Merge sort is the sorting technique that follows the approach of dividing and then conquering. For instance, think of an Array called A having n number of elements in it. The algorithm of this sorting theme would be processing the elements in the following 3 steps.

  • If it is found out that the array A contains 0 or only 1 element, then it is already said to be sorted in the given order. If it is not sorted then it would divide the array into two sub-arrays of equal parts.
  • The conquering part involves sorting the two arrays made in the previous step with the help of merge sort.
  • Finally, all the sub-arrays are merged into a single and final file which is sorted in the given manner thereby maintaining the order of the given array elements.

Algorithm:

algorithm
algorithm

The process merge sort program in Java programming requires you to keep a keen eye on the whole algorithm process. However, if you find yourself struggling at any point and miss any step or code in between, you can always turn to Java assignment help online. The Java programming experts hold vast knowledge and will help you at every stage with your merge sort program in Java.

FAQs

Is the sorting algorithm used by merge sort stable?
A sorting method is considered stable when there is no change in the order of any two equal elements between the original and sorted lists.

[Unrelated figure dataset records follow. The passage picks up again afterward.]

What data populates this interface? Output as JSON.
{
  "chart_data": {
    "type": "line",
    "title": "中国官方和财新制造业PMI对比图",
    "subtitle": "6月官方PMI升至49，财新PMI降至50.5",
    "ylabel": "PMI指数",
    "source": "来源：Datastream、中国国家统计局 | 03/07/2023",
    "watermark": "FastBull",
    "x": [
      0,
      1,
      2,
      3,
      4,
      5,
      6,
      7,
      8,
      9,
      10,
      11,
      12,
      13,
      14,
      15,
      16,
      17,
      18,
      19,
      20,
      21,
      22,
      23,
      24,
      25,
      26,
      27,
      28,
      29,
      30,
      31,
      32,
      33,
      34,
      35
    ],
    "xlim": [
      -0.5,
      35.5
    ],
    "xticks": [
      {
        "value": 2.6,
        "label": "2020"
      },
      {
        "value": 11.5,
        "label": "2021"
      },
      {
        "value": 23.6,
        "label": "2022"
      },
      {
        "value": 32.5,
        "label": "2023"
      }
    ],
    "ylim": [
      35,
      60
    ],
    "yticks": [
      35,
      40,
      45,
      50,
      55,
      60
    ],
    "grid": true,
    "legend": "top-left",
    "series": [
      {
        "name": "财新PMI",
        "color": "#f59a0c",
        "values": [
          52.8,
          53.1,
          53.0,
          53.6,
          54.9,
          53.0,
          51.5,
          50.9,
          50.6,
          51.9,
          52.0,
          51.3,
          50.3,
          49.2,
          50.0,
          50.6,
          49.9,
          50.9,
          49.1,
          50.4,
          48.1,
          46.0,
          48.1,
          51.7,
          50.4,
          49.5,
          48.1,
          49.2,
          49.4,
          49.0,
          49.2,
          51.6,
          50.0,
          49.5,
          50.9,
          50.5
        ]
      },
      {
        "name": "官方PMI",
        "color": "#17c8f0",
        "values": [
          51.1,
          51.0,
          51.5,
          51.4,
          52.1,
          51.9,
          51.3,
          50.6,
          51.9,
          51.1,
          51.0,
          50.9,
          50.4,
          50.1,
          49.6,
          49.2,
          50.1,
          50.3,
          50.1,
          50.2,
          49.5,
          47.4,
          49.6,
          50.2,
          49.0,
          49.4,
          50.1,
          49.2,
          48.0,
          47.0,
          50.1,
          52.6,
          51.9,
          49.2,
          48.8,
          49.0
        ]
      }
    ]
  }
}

The way we use the algorithm will determine this. This algorithm produces a stable sort in the majority of implementations.
Does merge sort use an algorithm for in-place sorting?
An in-place algorithm uses no additional memory space to analyze the input and generate the result in the same location as the input. However, merge sort is not an in-place sorting method because we use an auxiliary array to store the combined list momentarily.
What does a two-way merge sort in a data structure mean?
It is the initial item in each list is compared by the 2-way merging process, which then places the smallest item at the head of the output list.
What two purposes does merge sort carry out?
The two main purposes of merge sort are splitting and merging. An unsorted list is initially divided into smaller sublists until each one is made up of a single element. It then combines and sorts these smaller lists into a single, sorted list by merging them in a sorted order. This process is repeated until the entire list is sorted.